LAWS(PVC)-1930-1-28

S A SUBBIAH IYER Vs. COMMISSIONER OF INCOME-TAX

Decided On January 20, 1930
S A SUBBIAH IYER Appellant
V/S
COMMISSIONER OF INCOME-TAX Respondents

JUDGEMENT

(1.) In accordance with order of the High Court dated 24 April 1929 three questions have been referred to the High Court under Section 66 (3), Income-tax Act by the Commissioner of Income-tax, Madras. Those questions are: (1) whether a sale and conveyance by a debtor of the assessee in respect of a money lending business carried on by the assessee out of British India in discharge of the principal and interest of debt due to such business of lands situate in British India amounts to a remittance into British India of profits of the assessee made in that foreign business; (2) whether the presumption as to foreign remittances being from out of the profits is applicable or available in a case where the dealings between the British and the foreign business consist of large sums of money being more or less regularly repaid by remittances by the foreign business and (3) whether the said presumption is applicable or available in a case where the moneys remitted are in the current dealings account and debited to such account and not to the personal or profits account of the assessee and where interest earned every year by the British Indian business in respect of such dealings is included in the assessment of the British Indian business.

(2.) Question (1) was not submitted to the Commissioner of Income-tax for reference to the High Court when the assesses under Section 66 (2), Income-tax Act, required the Commissioner to refer the other two questions to the High Court; and the High Court in directing the Commissioner of Income-tax to refer all the three questions reserved to the Commissioner the right to contend that the reference on the first point did not lie at all by reason of the fact of its not haying been submitted to him under Section 66 (2) of the Act. That question was fully argued on the reference. The Commissioner by his order on the petitioner's application dated the 23 February 1928 stated that his request could not be granted, that Section 66 (1) had no application and that the petitioner could have preferred an application under Section 66 (2) but did not so. Admittedly, the petitioner did not prefer an application under Section 66 (2) but Mr. V.V. Sreenivasa Ayangar contends that the High Court can nevertheless require the Commissioner to refer the question under Section 66 (1) if the question raises an important point of law for decision. He further contends that, even if Section 66 (1) has no application, then under Section 45, Specific Relief Act, the High Court can decide the question. On the former question he relies upon a decision of the Privy Council in Alcock Ashdown and Co, Ltd., V/s. Chief Revenue Authority of Bombay A.I.R. 1923 P.C. 138. In that case it was held that it is the duty of the Chief Revenue Authority under Section 51, Income-tax Act, 1918, to state a case and refer it to the High Court when in the course of an assessment a serious question of law arises.
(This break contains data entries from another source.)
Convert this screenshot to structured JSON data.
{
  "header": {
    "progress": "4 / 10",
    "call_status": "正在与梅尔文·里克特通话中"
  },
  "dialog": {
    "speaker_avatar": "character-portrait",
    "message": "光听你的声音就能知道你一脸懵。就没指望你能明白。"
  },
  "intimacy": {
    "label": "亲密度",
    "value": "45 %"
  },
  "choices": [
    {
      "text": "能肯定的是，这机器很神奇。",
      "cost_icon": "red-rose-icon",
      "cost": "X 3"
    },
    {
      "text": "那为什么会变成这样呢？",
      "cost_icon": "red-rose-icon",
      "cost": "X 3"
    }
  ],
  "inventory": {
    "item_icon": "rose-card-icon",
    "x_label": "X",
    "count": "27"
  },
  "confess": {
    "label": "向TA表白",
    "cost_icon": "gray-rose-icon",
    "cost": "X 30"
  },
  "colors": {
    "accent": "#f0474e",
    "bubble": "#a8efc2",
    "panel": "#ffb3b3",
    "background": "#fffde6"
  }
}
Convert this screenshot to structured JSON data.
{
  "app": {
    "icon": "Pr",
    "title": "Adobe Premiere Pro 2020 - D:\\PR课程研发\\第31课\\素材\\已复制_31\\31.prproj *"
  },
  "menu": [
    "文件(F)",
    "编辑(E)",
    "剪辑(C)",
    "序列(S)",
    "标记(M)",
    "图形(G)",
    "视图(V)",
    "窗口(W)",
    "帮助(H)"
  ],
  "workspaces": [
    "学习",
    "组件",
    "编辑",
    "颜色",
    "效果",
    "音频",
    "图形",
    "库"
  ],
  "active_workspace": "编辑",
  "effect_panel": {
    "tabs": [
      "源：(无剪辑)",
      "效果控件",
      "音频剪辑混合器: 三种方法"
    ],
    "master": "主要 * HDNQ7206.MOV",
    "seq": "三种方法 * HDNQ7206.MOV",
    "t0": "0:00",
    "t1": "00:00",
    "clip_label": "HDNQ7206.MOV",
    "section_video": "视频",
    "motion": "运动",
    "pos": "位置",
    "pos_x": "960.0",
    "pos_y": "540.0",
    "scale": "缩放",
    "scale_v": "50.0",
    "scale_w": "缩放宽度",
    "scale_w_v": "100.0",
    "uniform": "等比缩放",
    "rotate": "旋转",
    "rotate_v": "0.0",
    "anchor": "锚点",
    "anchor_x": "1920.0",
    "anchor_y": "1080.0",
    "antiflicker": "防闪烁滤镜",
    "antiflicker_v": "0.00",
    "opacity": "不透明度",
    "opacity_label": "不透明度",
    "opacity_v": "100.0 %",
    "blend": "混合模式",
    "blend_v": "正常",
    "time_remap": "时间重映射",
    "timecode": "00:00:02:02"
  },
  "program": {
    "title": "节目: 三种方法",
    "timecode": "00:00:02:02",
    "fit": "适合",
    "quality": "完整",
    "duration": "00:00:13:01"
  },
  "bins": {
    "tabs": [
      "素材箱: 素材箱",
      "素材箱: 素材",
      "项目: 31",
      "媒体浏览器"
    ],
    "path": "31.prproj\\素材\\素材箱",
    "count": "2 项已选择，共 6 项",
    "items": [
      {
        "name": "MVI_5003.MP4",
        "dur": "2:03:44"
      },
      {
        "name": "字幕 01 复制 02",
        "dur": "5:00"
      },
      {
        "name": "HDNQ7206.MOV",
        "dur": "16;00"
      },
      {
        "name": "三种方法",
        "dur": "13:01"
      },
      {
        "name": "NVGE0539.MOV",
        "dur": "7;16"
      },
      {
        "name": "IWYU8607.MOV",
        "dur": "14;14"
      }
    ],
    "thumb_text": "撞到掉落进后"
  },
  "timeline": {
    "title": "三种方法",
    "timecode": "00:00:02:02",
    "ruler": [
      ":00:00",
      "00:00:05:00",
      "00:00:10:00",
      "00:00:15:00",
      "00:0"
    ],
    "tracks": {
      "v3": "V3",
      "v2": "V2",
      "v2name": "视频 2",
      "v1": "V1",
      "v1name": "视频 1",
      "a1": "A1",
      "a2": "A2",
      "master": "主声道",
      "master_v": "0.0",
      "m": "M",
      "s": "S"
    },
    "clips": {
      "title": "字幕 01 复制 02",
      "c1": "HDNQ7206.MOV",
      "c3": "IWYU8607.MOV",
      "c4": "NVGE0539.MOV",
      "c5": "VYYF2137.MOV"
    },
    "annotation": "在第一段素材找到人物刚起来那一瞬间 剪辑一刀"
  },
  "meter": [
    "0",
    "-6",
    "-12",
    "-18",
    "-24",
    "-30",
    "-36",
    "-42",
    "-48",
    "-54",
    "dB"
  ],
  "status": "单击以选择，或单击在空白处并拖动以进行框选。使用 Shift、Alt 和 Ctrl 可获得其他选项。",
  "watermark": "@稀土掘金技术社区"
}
On page 752 (of 47 Bom.) Lord Phillimore stated: In their Lordship's view, always supposing that there is a serious point of law to be considered, there does lie a duty upon the Chief Revenue Authority to state case for the opinion of the Court, and if he does not appreciate that there is such a serious point, it is in the power of the Court to control him and to order him to state a case.

(3.) It was argued the Section 51, Income-tax Act of 1918, is similar to Section 66 of the present Act namely, the Income-tax of 1922. Section 51, Income-tax Act of 1918 is as follows: If in the course of any assessment under this Act or any proceeding in connection therewith other than a proceeding under Chapter 7 a question has arisen with reference to the interpretation of any of the provision of this Act or of, any rule there under, the Chief Revenue authority may, either on its own motion or on reference from any revenue officers subordinate to it, draw up a statement of the case and refer it, with its own opinion thereon, to the High Court, and shall so refer any such question on the application of the assesses, unless it is satisfied that the application is frivolous or that a, reference is unnecessary.